LEMBRANÇA COM SAUDADE DE VONZICO E COMPARANDO O SOBRENATURAL VIVIDO POR MIM E POR ELE

quinta-feira, 1 de dezembro de 2022
LEMBRANÇA COM SAUDADE DE VONZICO E COMPARANDO O SOBRENATURAL  VIVIDO POR MIM E POR ELE O muzambinhense Ivon Waldete Vieira, conhecido como Vonzico, morreu em 13 de setembro de 2019, aos 93 anos (Foto: Terceiro Tempo Uol/Reprodução)

Neste feriado dos 142 anos de Muzambinho fiz algumas reflexões sobre personalidades que aqui viveram, não somente políticos que a governaram, porém sobre pessoas do próprio povo que à sua época conhecemos, convivemos ou dela ouvimos falar, as quais praticaram as mais diversas atividades neste município, contribuindo na sua edificação habitacional e histórica.

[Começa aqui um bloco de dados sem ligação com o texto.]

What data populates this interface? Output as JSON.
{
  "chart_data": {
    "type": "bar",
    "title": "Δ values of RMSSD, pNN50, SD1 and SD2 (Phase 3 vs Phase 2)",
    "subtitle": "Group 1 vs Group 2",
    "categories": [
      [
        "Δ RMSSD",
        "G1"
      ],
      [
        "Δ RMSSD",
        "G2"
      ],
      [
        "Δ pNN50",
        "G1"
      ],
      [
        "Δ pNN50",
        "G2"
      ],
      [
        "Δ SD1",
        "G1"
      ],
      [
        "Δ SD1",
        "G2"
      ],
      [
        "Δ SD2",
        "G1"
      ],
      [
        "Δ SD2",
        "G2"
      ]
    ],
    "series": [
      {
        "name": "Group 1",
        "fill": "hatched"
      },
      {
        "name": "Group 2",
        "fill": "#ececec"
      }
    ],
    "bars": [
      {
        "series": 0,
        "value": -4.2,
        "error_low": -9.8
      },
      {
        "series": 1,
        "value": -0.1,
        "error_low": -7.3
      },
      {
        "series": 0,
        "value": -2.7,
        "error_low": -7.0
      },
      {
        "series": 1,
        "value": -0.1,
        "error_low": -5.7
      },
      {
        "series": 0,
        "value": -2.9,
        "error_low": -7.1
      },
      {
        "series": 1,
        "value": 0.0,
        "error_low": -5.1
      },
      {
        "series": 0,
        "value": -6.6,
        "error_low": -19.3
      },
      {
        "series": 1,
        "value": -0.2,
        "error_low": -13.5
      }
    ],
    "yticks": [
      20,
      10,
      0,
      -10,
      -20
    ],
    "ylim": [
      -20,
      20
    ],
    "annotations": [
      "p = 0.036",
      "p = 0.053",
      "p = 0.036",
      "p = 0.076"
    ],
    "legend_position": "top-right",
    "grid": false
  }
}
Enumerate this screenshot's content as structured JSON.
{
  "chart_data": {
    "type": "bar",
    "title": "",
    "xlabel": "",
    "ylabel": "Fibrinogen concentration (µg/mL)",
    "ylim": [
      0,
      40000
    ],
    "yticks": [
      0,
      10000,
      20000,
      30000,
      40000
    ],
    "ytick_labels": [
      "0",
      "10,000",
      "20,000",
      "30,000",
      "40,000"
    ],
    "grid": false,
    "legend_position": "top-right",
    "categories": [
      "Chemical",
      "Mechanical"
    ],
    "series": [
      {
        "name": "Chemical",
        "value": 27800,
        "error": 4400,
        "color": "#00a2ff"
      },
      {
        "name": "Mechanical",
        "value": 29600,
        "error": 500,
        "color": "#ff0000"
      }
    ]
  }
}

Me detive na figura do saudoso Vonzico, batizado como Ivon Waldete Vieira, que preferia assinar sua produção literária como Ivon W. Vieira. Seu pai foi conhecidíssimo taxista de nossa cidade, Waldomiro Vieira, casado com Noêmia Barbosa Vieira, sendo ela nome de rua no bairro Cohab. O casal congregava na Igreja Presbiteriana local, junto com os numerosos filhos, sendo que a família para cá migrou da vizinha Nova Resende na busca de oportunidades estudantis, mormente no decantado Colégio Estadual de Muzambinho. Vonzico ainda alcançou uma das antigas denominações desse pujante educandário: Ginásio Mineiro de Muzambinho, hoje a mais do que centenária Escola Estadual “Prof. Salatiel de Almeida”.  Para os mais jovens leitores da região, que não puderam conhecer essa importante família, que engrandeceu a cidade e região, mas cujos vínculos foram sendo perdidos pelas vicissitudes da Vida, dou como referência o recém falecido Dr. Ivonaldo Vieira – Nadinho – que aqui foi advogado da antiga Escola Agrotécnica Federal, hoje “campus” MZBinho, do Instituto Federal do Sul de Minas Gerais, dádivas dos Presidentes Getúlio Vargas e Luís Inácio Lula para o nosso Município, instituição vista com certa indiferença e ingratidão por setores políticos reacionários da nossa localidade. Nadinho foi grande futebolista local, ao lado do irmão que lhe sobrevive e reside em Poços de Caldas, Ivan Vieira, bem como bancário da agência local do extinto estatal mineiro, Banco de Crédito Real de Minas Gerais, e professor universitário de disciplina de Direito, da UNIFENAS, de Alfenas. QUIÇÁ, com a última referência que dou, desate eu a genealogia dos VIEIRA de MZB-MG, que possui hoje uma estrela na constelação da Rede Globo: ALEXANDRE NERO, filho de Iracema Peixoto e Ibrahim Nero Vieira, este, um dos irmãos mais velhos de VONZICO, genitor de Alexandre Nero, que viria a se formar Técnico Agrícola na citada Agrotécnica de MZBinho. Alexandre Nero se destacou em algumas novelas encarnando personagens como o feirante Vanderlei, apaixonado por Lília Cabral, na novela A Favorita (2008), ou do motorista Baltazar, casado com Drica Moraes, em Fina Estampa (2011), mas consagrando-se mesmo no papel do Comendador, com seus diamantes do Monte Roraima em Império (2014).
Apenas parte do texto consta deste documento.